Yıllar, yıllar önceydi; ABD’de, Teksas’ın Austin kentinde, kurulduğu ilk yıllarda bir düşünce kuruluşunun konferansından çıkarken, kendi kendime “İyi ki NATO’ya girmişiz!” diye söylendiğimi hatırlıyorum. Bu düşünce, bu kurumun ve benzerlerinin daha sonraki yıllarda giderek kökleşen analizleri sebebiyle, hiç aklımdan çıkmadı.
Analizin temeli şuydu: Sovyetler Birliği, çözülüp yok olalı 10 yıldan fazla zaman geçmiş, ABD’nin dünya egemeni olduğu tartışmasız kabul edilmişti. ABD’den habersiz, hatta onaysız dünya okyanusları ve büyük denizlerde bir donanma gemisinin hareket edemediği artık bir gerçekti. Daha eskilere gitmeye gerek yoktu: ABD, bir ülkeyi, o ülkenin başkanını, kurulu düzenini, iç ve dış siyasal dengelerini birkaç saat içinde yok edebildiğini Afganistan ve Kuveyt işgalini kırarken Irak’ta kanıtlamıştı. Bu ABD, artık ne kendine rakip olacak bir süper güce ne de bölgesel liderliğe soyunacak bir ülkeye izin vermezdi.

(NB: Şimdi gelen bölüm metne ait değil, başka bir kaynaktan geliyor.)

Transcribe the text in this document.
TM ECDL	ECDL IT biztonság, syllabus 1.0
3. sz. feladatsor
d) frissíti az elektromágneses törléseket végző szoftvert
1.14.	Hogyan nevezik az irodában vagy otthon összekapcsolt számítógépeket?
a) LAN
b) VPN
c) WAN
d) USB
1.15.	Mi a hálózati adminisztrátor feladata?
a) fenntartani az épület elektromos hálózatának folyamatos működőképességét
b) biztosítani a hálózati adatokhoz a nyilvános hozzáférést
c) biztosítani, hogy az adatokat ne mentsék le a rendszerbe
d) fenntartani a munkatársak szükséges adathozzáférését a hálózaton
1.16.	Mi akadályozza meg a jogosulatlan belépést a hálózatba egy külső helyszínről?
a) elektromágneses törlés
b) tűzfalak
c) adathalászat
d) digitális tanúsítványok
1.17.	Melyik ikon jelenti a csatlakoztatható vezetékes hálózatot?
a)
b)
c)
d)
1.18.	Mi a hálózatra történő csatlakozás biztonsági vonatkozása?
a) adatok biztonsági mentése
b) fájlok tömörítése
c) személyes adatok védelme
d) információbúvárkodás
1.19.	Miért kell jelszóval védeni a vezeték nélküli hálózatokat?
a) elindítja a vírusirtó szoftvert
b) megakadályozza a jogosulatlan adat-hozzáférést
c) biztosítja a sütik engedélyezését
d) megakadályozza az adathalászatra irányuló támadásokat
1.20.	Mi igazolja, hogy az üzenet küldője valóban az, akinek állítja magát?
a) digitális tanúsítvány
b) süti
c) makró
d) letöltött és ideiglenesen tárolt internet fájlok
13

Bu “Amerika reklamı” tarzı ifadeleri, daha sonraki çıkarsamaları açıklayabilmek için tekrar ediyorum. Konuşmacı, ki sonraları çok ünlü olacaktı, “fay hattı” dediği, süper güç veya bölgesel lider olma istidadındaki ülkeleri tek tek ele alıyor ve bunları ABD ile ilişkisine bakarak değerlendiriyor; hangi jeostrateji fay hattının nasıl bir depreme yani savaşa yol açacağına dair tahminlerini sıralıyordu. Konuşmacı, Ortadoğu’nun bölgesel liderliğine Mısır, İran ve Türkiye’yi aday gösteriyor, Mısır’ın kaynak eksikliğinden, İran’ın da ABD düşmanlığından dolayı bölgesel liderlik mücadelesinde Türkiye’ye yenileceğini; Türkiye’nin tarihsel ve güncel konumu itibariyle (rahmetli Turgut Özal o sırada Türkiye’nin üzerindeki ölü toprağını silkelemekle meşguldü) bölgesel lider olmasına ABD’nin asla itiraz etmeyeceğini, hatta destekleyeceğini anlatıyordu. Konuşmanın burasında “Eğer öyle olmasaydı…” parantezi içinde sunulan analizi tekrar etmek istemiyorum. Ama bu analiz öyle bir NATO müdahalesi, iç huzursuzluk, etnik çatışma ve işgal teorileri içeriyordu ki, aktarmak için tekrar bile yakışık almaz.
Ama insana “NATO’ya iyi ki girmişiz!” dedirten bu analiz, bugün hala geçerli. ABD’nin “dünya hegemonisi sürdürmek için büyük stratejisi” her gün biraz daha Türkiye’nin çıkarları ile bağdaşmayan uygulamalara doğru evriliyor. Cumhurbaşkanı Erdoğan’ın, Dışişleri Bakanı Fidan’ın, MİT Başkanı Kalın’ın mevkidaşlarıyla müzakerelerinde artan güçlüğü taktir etmemek imkansız. Ertelenen ABD ziyareti ve Erdoğan-Biden görüşmesi yapılabildiği zaman, ortada ABD’nin Irak ve Suriye’deki askeri varlıklarını sürdürmesi başlığı bile, nasıl olacak da, Irak ve Suriye’nin toprak bütünlüğünün korunduğu, Türkiye’nin jeopolitik çıkarlarının gözetildiği bir görüşme, örneğin bir petrol akışı, bir Kalkınma Yolu projesi, Irak üzerindeki etnik ve aşiret hesapları sürerken nasıl müzakere edilecektir? CentCom denen ABD komutanlığı bu iki ülkede varlığını sürdürdükçe, bölgeye ABD’nin değil de Türkiye’nin istediği bir düzenin hakim olması amacıyla görüşme nasıl mümkün olacaktır? Kısaca, Türkiye’yi büyük diplomatik maharet isteyen müzakereler bekliyor diyebiliriz.
Sonuçta Türkiye batı savunma yapısının ortağıdır ve Avrupa’nın iki başlı, ne biçim bir ortaklık olduğu belli olmayan birliğine girme arzusu, 1985’ten beri gerçekleşmemiş olmasına rağmen sürmektedir. Bu iki çerçeve, umulur ki, ABD ile müzakerelerin tepesinde asılı Demokles’in Kılıcı’nın bertaraf edilmesine yardımcı olur.